© Peuples Noirs Peuples Africains no. 6 (1978), 70-71.



LE CONTINENT CINEMATOGRAPHIQUE AFRICAIN

Ange-Séverin MALANDA

Cinéastes d'Afrique noire, par Guy Hennebelle et Catherine Ruelle (No. 49 de L'Afrique littéraire et artistique).

Actualisation des Cinémas africains en 1972[1], un excellent et indispensable outil de travail, vient d'être publié, groupant des entretiens avec des cinéastes et de brèves réflexions sur la thématique, l'économique et l'éthique des dits cinémas.

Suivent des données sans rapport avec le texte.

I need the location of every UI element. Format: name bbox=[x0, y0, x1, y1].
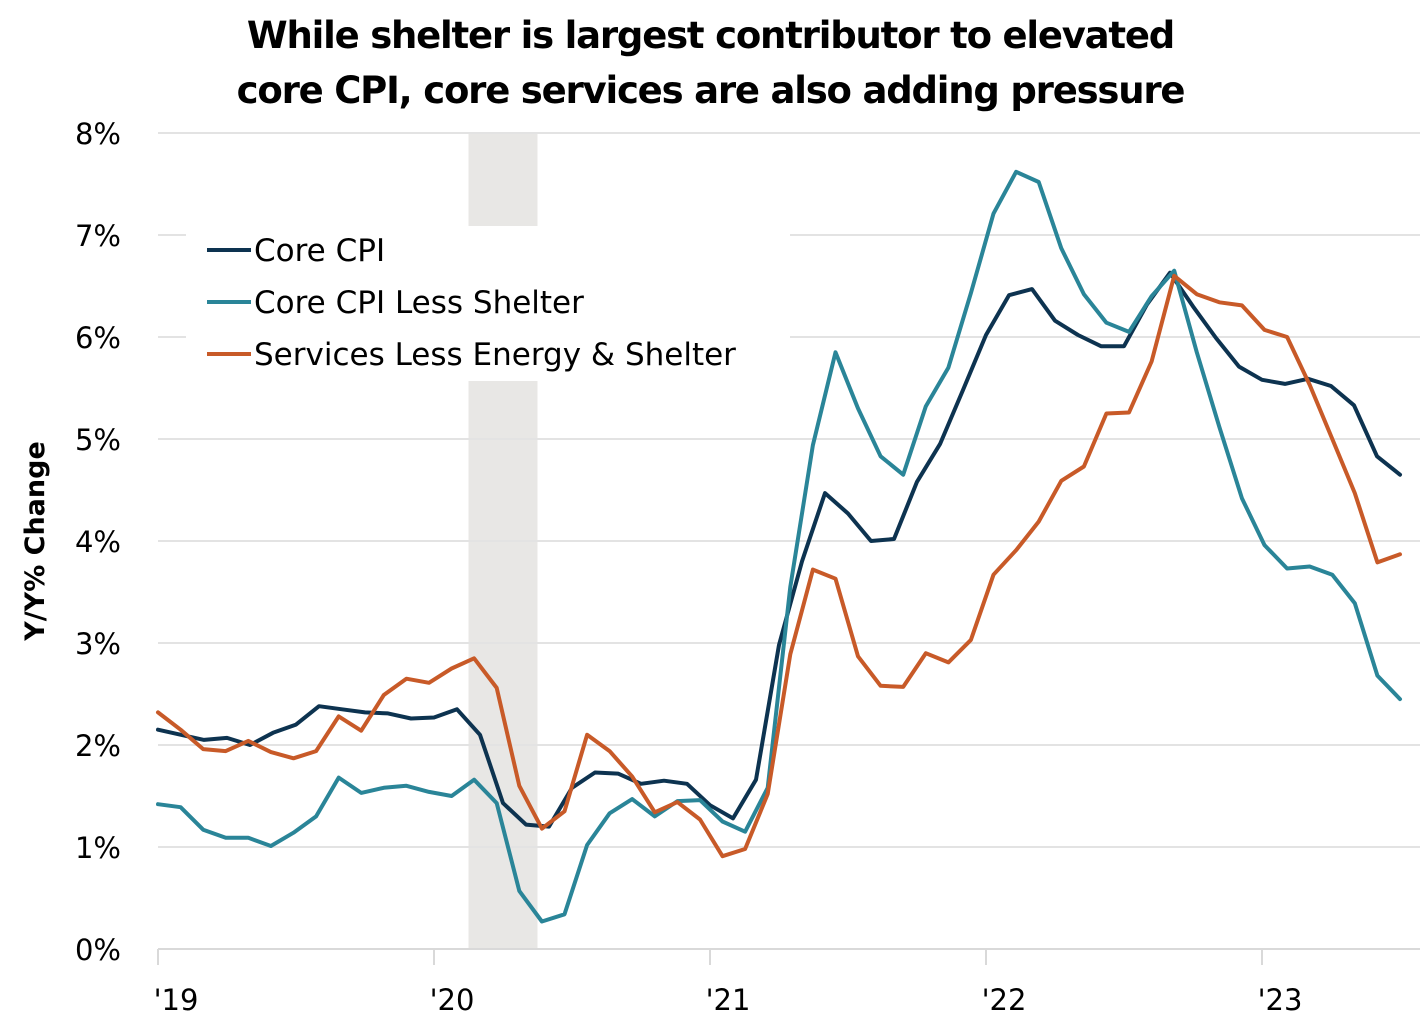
chart-title: While shelter is largest contributor to … bbox=[0, 8, 1421, 118]
legend-label: Core CPI Less Shelter bbox=[254, 285, 584, 321]
y-tick-label: 5% bbox=[75, 423, 121, 457]
y-tick-label: 0% bbox=[75, 933, 121, 967]
legend-label: Services Less Energy & Shelter bbox=[254, 337, 736, 373]
x-tick-label: '23 bbox=[1258, 983, 1303, 1017]
y-axis: 0% 1% 2% 3% 4% 5% 6% 7% 8% bbox=[75, 117, 121, 967]
y-tick-label: 3% bbox=[75, 627, 121, 661]
chart-title-line-1: While shelter is largest contributor to … bbox=[246, 14, 1175, 57]
y-tick-label: 1% bbox=[75, 831, 121, 865]
legend-background bbox=[186, 226, 790, 381]
y-tick-label: 4% bbox=[75, 525, 121, 559]
chart-title-line-2: core CPI, core services are also adding … bbox=[236, 69, 1186, 112]
x-tick-label: '19 bbox=[154, 983, 199, 1017]
series-line-core-cpi-less-shelter bbox=[156, 169, 1402, 924]
legend-label: Core CPI bbox=[254, 233, 385, 269]
gridlines bbox=[158, 132, 1420, 848]
series-line-core-cpi bbox=[156, 270, 1402, 829]
series-lines bbox=[156, 169, 1402, 924]
x-tick-label: '21 bbox=[706, 983, 751, 1017]
y-tick-label: 6% bbox=[75, 321, 121, 355]
x-tick-label: '22 bbox=[982, 983, 1027, 1017]
y-tick-label: 2% bbox=[75, 729, 121, 763]
legend: Core CPI Core CPI Less Shelter Services Le… bbox=[207, 233, 736, 373]
y-tick-label: 8% bbox=[75, 117, 121, 151]
series-line-services-less-energy-shelter bbox=[156, 273, 1402, 859]
y-tick-label: 7% bbox=[75, 219, 121, 253]
x-axis: '19 '20 '21 '22 '23 bbox=[154, 948, 1420, 1017]
y-axis-label: Y/Y% Change bbox=[20, 441, 51, 642]
x-tick-label: '20 bbox=[430, 983, 475, 1017]
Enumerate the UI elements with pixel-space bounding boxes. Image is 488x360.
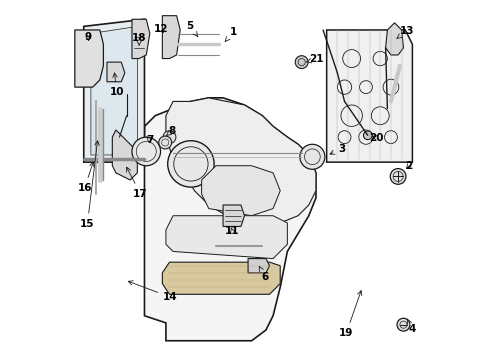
Circle shape	[396, 318, 409, 331]
Text: 12: 12	[153, 24, 167, 34]
Text: 11: 11	[224, 226, 239, 236]
Circle shape	[132, 137, 160, 166]
Polygon shape	[223, 205, 244, 226]
Polygon shape	[107, 62, 124, 82]
Polygon shape	[144, 98, 315, 341]
Circle shape	[389, 168, 405, 184]
Polygon shape	[83, 19, 144, 162]
Text: 6: 6	[259, 266, 268, 282]
Text: 14: 14	[128, 281, 177, 302]
Text: 3: 3	[329, 144, 345, 154]
Text: 17: 17	[126, 167, 147, 199]
Polygon shape	[162, 16, 180, 59]
Text: 21: 21	[306, 54, 324, 64]
Polygon shape	[201, 166, 280, 216]
Polygon shape	[75, 30, 103, 87]
Polygon shape	[247, 258, 269, 273]
Text: 20: 20	[369, 133, 383, 143]
Text: 18: 18	[132, 33, 146, 46]
Text: 10: 10	[109, 73, 124, 98]
Polygon shape	[112, 130, 137, 180]
Text: 2: 2	[405, 161, 412, 171]
Circle shape	[163, 131, 176, 144]
Circle shape	[159, 136, 171, 149]
Polygon shape	[165, 216, 287, 258]
Circle shape	[167, 141, 214, 187]
Text: 9: 9	[84, 32, 91, 42]
Text: 16: 16	[77, 162, 94, 193]
Text: 19: 19	[339, 291, 361, 338]
Polygon shape	[385, 23, 403, 55]
Text: 15: 15	[80, 141, 99, 229]
Text: 7: 7	[146, 135, 153, 145]
Circle shape	[363, 131, 371, 140]
Polygon shape	[326, 30, 411, 162]
Circle shape	[295, 56, 307, 68]
Circle shape	[299, 144, 324, 169]
Polygon shape	[165, 98, 315, 226]
Polygon shape	[132, 19, 149, 59]
Text: 5: 5	[186, 21, 197, 37]
Text: 1: 1	[224, 27, 236, 42]
Text: 13: 13	[396, 26, 413, 39]
Text: 4: 4	[407, 319, 415, 334]
Polygon shape	[91, 26, 137, 155]
Polygon shape	[162, 262, 280, 294]
Text: 8: 8	[165, 126, 176, 136]
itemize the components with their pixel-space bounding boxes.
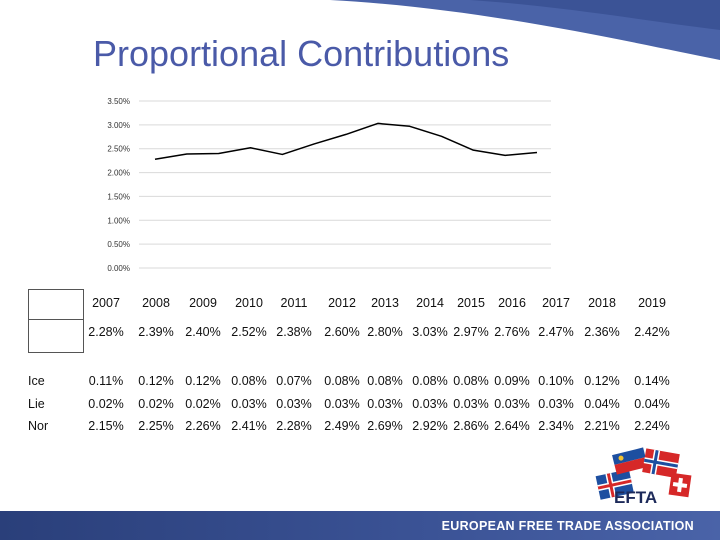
- table-cell-total: 2.80%: [367, 325, 403, 339]
- table-header-year: 2018: [588, 296, 616, 310]
- table-cell: 2.21%: [584, 419, 620, 433]
- table-cell: 0.03%: [324, 397, 360, 411]
- y-tick-label: 1.50%: [107, 192, 130, 201]
- table-cell-total: 2.38%: [276, 325, 312, 339]
- table-cell: 0.03%: [276, 397, 312, 411]
- table-header-year: 2013: [371, 296, 399, 310]
- table-cell: 0.12%: [185, 374, 221, 388]
- table-cell-total: 2.60%: [324, 325, 360, 339]
- table-cell: 0.08%: [412, 374, 448, 388]
- table-cell: 0.04%: [584, 397, 620, 411]
- series-line: [154, 122, 538, 160]
- table-cell: 0.03%: [494, 397, 530, 411]
- y-tick-label: 2.50%: [107, 145, 130, 154]
- y-tick-label: 3.00%: [107, 121, 130, 130]
- slide-title: Proportional Contributions: [93, 33, 510, 74]
- table-cell: 2.64%: [494, 419, 530, 433]
- table-cell: 2.41%: [231, 419, 267, 433]
- table-cell: 0.12%: [584, 374, 620, 388]
- table-cell: 0.11%: [88, 374, 124, 388]
- line-chart: 0.00% 0.50% 1.00% 1.50% 2.00% 2.50% 3.00% 3.50%: [107, 97, 551, 273]
- table-row-label: Lie: [28, 397, 45, 411]
- table-cell: 0.03%: [538, 397, 574, 411]
- footer-bar: [0, 511, 720, 540]
- y-tick-label: 3.50%: [107, 97, 130, 106]
- table-cell-total: 2.39%: [138, 325, 174, 339]
- y-tick-label: 1.00%: [107, 216, 130, 225]
- table-cell: 2.24%: [634, 419, 670, 433]
- table-cell: 0.02%: [138, 397, 174, 411]
- table-cell: 2.86%: [453, 419, 489, 433]
- table-cell-total: 2.40%: [185, 325, 221, 339]
- table-cell: 2.92%: [412, 419, 448, 433]
- table-header-year: 2012: [328, 296, 356, 310]
- table-cell: 0.02%: [185, 397, 221, 411]
- table-cell: 0.03%: [367, 397, 403, 411]
- table-cell-total: 3.03%: [412, 325, 448, 339]
- table-cell: 0.14%: [634, 374, 670, 388]
- table-header-year: 2019: [638, 296, 666, 310]
- efta-logo: EFTA: [595, 447, 692, 507]
- table-cell: 0.03%: [231, 397, 267, 411]
- footer-text: EUROPEAN FREE TRADE ASSOCIATION: [441, 519, 694, 533]
- table-cell-total: 2.47%: [538, 325, 574, 339]
- table-label-box: [28, 289, 84, 353]
- top-banner: [330, 0, 720, 60]
- table-cell: 0.10%: [538, 374, 574, 388]
- table-header-year: 2015: [457, 296, 485, 310]
- table-cell: 0.04%: [634, 397, 670, 411]
- table-header-year: 2009: [189, 296, 217, 310]
- table-cell-total: 2.28%: [88, 325, 124, 339]
- table-cell: 2.69%: [367, 419, 403, 433]
- table-cell-total: 2.36%: [584, 325, 620, 339]
- table-cell-total: 2.52%: [231, 325, 267, 339]
- y-tick-label: 0.50%: [107, 240, 130, 249]
- svg-text:EFTA: EFTA: [614, 488, 657, 507]
- table-cell: 0.08%: [324, 374, 360, 388]
- table-cell: 2.26%: [185, 419, 221, 433]
- table-cell-total: 2.42%: [634, 325, 670, 339]
- table-cell: 0.02%: [88, 397, 124, 411]
- table-cell: 0.08%: [367, 374, 403, 388]
- table-cell: 0.07%: [276, 374, 312, 388]
- table-header-year: 2017: [542, 296, 570, 310]
- table-cell: 0.12%: [138, 374, 174, 388]
- table-cell: 0.09%: [494, 374, 530, 388]
- y-tick-label: 0.00%: [107, 264, 130, 273]
- table-cell: 2.34%: [538, 419, 574, 433]
- table-header-year: 2016: [498, 296, 526, 310]
- table-cell: 0.08%: [453, 374, 489, 388]
- table-cell: 2.15%: [88, 419, 124, 433]
- table-cell-total: 2.76%: [494, 325, 530, 339]
- table-header-year: 2010: [235, 296, 263, 310]
- table-header-year: 2008: [142, 296, 170, 310]
- table-cell: 2.49%: [324, 419, 360, 433]
- table-row-label: Ice: [28, 374, 45, 388]
- table-cell: 0.03%: [412, 397, 448, 411]
- y-tick-label: 2.00%: [107, 169, 130, 178]
- table-cell: 0.03%: [453, 397, 489, 411]
- table-row-label: Nor: [28, 419, 49, 433]
- table-cell: 2.25%: [138, 419, 174, 433]
- table-cell: 2.28%: [276, 419, 312, 433]
- table-header-year: 2014: [416, 296, 444, 310]
- table-cell-total: 2.97%: [453, 325, 489, 339]
- table-header-year: 2011: [280, 296, 308, 310]
- table-cell: 0.08%: [231, 374, 267, 388]
- table-header-year: 2007: [92, 296, 120, 310]
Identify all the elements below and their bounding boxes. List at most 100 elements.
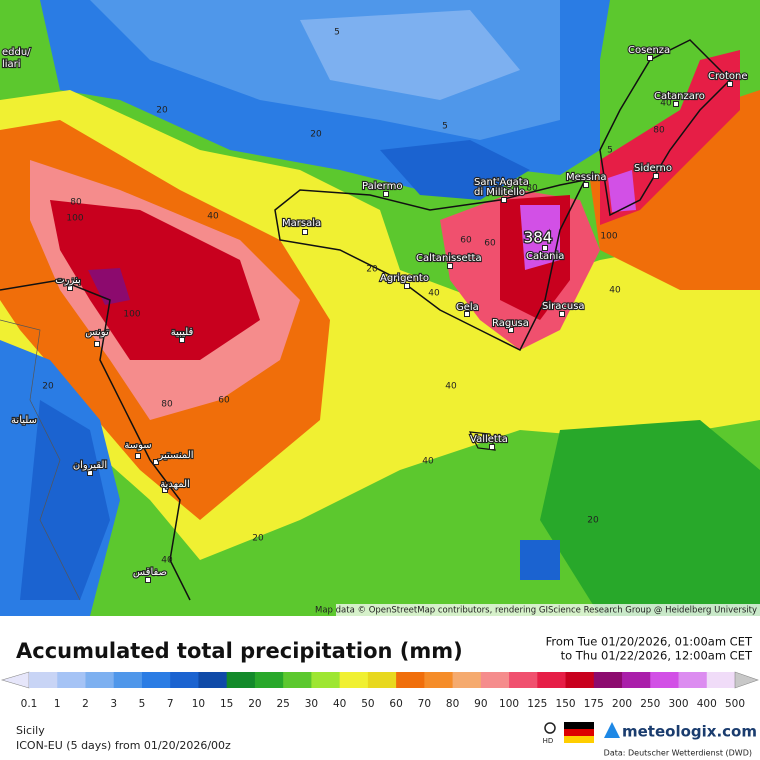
- legend-tick-label: 25: [276, 698, 289, 710]
- city-marker: [153, 459, 159, 465]
- legend-swatch: [678, 672, 708, 688]
- city-marker: [162, 487, 168, 493]
- city-label: Cosenza: [628, 45, 670, 56]
- city-label: Agrigento: [380, 273, 429, 284]
- field: [20, 400, 110, 600]
- legend-swatch: [113, 672, 143, 688]
- city-label: Gela: [456, 302, 479, 313]
- field: [520, 540, 560, 580]
- contour-label: 20: [252, 534, 264, 544]
- contour-label: 40: [207, 212, 219, 222]
- brand[interactable]: meteologix.com: [622, 723, 757, 741]
- legend-swatch: [311, 672, 341, 688]
- legend: Accumulated total precipitation (mm) Fro…: [0, 635, 759, 758]
- contour-label: 40: [428, 289, 440, 299]
- city-label: المنستير: [157, 450, 193, 461]
- legend-swatch: [367, 672, 397, 688]
- city-marker: [508, 327, 514, 333]
- coastline: [0, 279, 191, 601]
- contour-label: 80: [653, 126, 665, 136]
- period-from: From Tue 01/20/2026, 01:00am CET: [546, 635, 753, 649]
- city-marker: [135, 453, 141, 459]
- legend-tick-label: 60: [389, 698, 402, 710]
- legend-tick-label: 80: [446, 698, 459, 710]
- legend-tick-label: 40: [333, 698, 346, 710]
- contour-label: 100: [123, 310, 140, 320]
- region: Sicily: [16, 724, 45, 737]
- field: [50, 200, 260, 360]
- contour-label: 40: [609, 286, 621, 296]
- legend-swatch: [254, 672, 284, 688]
- legend-tick-label: 70: [418, 698, 431, 710]
- city-label: القيروان: [73, 460, 107, 471]
- city-marker: [583, 182, 589, 188]
- flag: [564, 736, 594, 743]
- field: [88, 268, 130, 305]
- legend-tick-label: 3: [110, 698, 117, 710]
- city-marker: [673, 101, 679, 107]
- field: [590, 90, 760, 290]
- field: [540, 420, 760, 616]
- city-label: Siderno: [634, 163, 672, 174]
- legend-tick-label: 7: [167, 698, 174, 710]
- legend-tick-label: 125: [527, 698, 547, 710]
- legend-swatch: [593, 672, 623, 688]
- contour-label: 20: [42, 382, 54, 392]
- city-label: Ragusa: [492, 318, 529, 329]
- city-label: Siracusa: [542, 301, 585, 312]
- city-label: Catania: [526, 251, 564, 262]
- legend-swatch: [339, 672, 369, 688]
- city-label: Caltanissetta: [416, 253, 482, 264]
- city-marker: [559, 311, 565, 317]
- city-marker: [87, 470, 93, 476]
- city-label: Palermo: [362, 181, 402, 192]
- legend-swatch: [396, 672, 425, 688]
- contour-label: 5: [607, 146, 613, 156]
- legend-swatch: [226, 672, 256, 688]
- legend-arrow: [734, 671, 759, 689]
- legend-swatch: [537, 672, 567, 688]
- contour-label: 60: [460, 236, 472, 246]
- city-label: Messina: [566, 172, 606, 183]
- city-label: تونس: [85, 327, 109, 338]
- legend-swatch: [29, 672, 58, 688]
- city-label: بنزرت: [55, 275, 81, 286]
- legend-tick-label: 5: [139, 698, 146, 710]
- legend-swatch: [480, 672, 510, 688]
- contour-label: 40: [660, 99, 672, 109]
- flag: [564, 722, 594, 729]
- coastline: [599, 39, 732, 217]
- attribution: Map data © OpenStreetMap contributors, r…: [315, 606, 757, 616]
- contour-label: 5: [442, 122, 448, 132]
- contour-label: 60: [484, 239, 496, 249]
- legend-tick-label: 300: [668, 698, 688, 710]
- city-label: Marsala: [282, 218, 321, 229]
- search-icon[interactable]: [544, 722, 556, 734]
- city-marker: [94, 341, 100, 347]
- flag: [564, 729, 594, 736]
- logo-icon: [604, 722, 620, 738]
- legend-swatch: [706, 672, 736, 688]
- contour-label: 80: [70, 198, 82, 208]
- city-label: Crotone: [708, 71, 748, 82]
- field: [600, 50, 740, 225]
- city-marker: [67, 285, 73, 291]
- city-label: صفاقس: [133, 567, 167, 578]
- legend-swatch: [283, 672, 312, 688]
- city-marker: [489, 444, 495, 450]
- attribution-box: [336, 604, 760, 616]
- contour-label: 40: [445, 382, 457, 392]
- hd-label[interactable]: HD: [543, 737, 554, 745]
- model: ICON-EU (5 days) from 01/20/2026/00z: [16, 739, 231, 752]
- city-marker: [501, 197, 507, 203]
- legend-tick-label: 15: [220, 698, 233, 710]
- city-marker: [302, 229, 308, 235]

L'usage du pluriel n'est pas accidentel ici, il correspond au contraire à un éclatement et à un développement non centré de cette production artistique. Sembène Ousmane le fait apparaître : « Il ne faut plus parler, estime-t-il, « du » cinéma africain en général mais « des » cinémas africains au pluriel. Ne serait-ce que pour souligner aussitôt le manque d'échanges entre les Etats sur le plan du cinéma. Je ne sais pas ce qui se passe en Guinée ou au Mali, qui sont pourtant voisins du Sénégal. Et il m'est plus facile de monter mon film à Palis qu'à Bamako. Je crois, comme je le disais, qu'il ne faut plus parler « du » cinéma africain mais « des » cinémas africains parce que – c'est une autre raison – tous les cinéastes ne partagent plus les mêmes [PAGE 71] orientations. Tout le monde ne voit plus les choses de la même façon ( ... ) Donc, il y a des cinémas africains individualisés, originaux[2]. »

La nuance est, par conséquent, de taille, elle permet de saisir dans sa multiplicité cette mosaïque.

Actualisation d'un ouvrage antérieur, avons-nous dit cihaut : de jeunes cinéastes trouvent donc ici une tribune. D'Haïlé Gérima à Sidney Sokhona[3], l'éventail est large, et le discours des cinéastes s'est profondément modifié, renouvelé. Cela encouragera – osons l'espérer – une mutation de la critique qui s'exerce à l'égard de ces films. Depuis trop longtemps, cette critique s'est faite à coups de paternalisme ou de certitudes aboyées, quand elle ne s'est pas simplement cantonnée à un silence et à l'ignorance d'un cinéma certes balbutiant mais à plus d'un titre adulte. La critique doit, devant ces films-ci, exploiter les apports de la sémiologie la plus récente et autres grilles de lecture qui ont transformé le champ de la critique cinématographique[4].

Ange-Séverin MALANDA


[1] L'Afrique littéraire et artistique, No 20.

[2] p.125.

[3] Haïlé Gêlima a réalisé Harvest : 3000 years (en français : La récolte de 3000 ans), et Sidney Sokhona Nationalité : immigré et Safrana ou le droit à la parole. Sur Sokhona, voir aussi, dans les Cahiers du cinéma, No 285 (février 78), son entretien avec Serge Daney et Jean-Pierre Oudart, et le texte qui suit cet entretien.

[4] Je parle précisément des travaux de Christian Metz ou de ceux entrepris aux Cahiers du cinéma, ou encore des recherches et des démarches auxquelles initie depuis quelques années la revue Communications.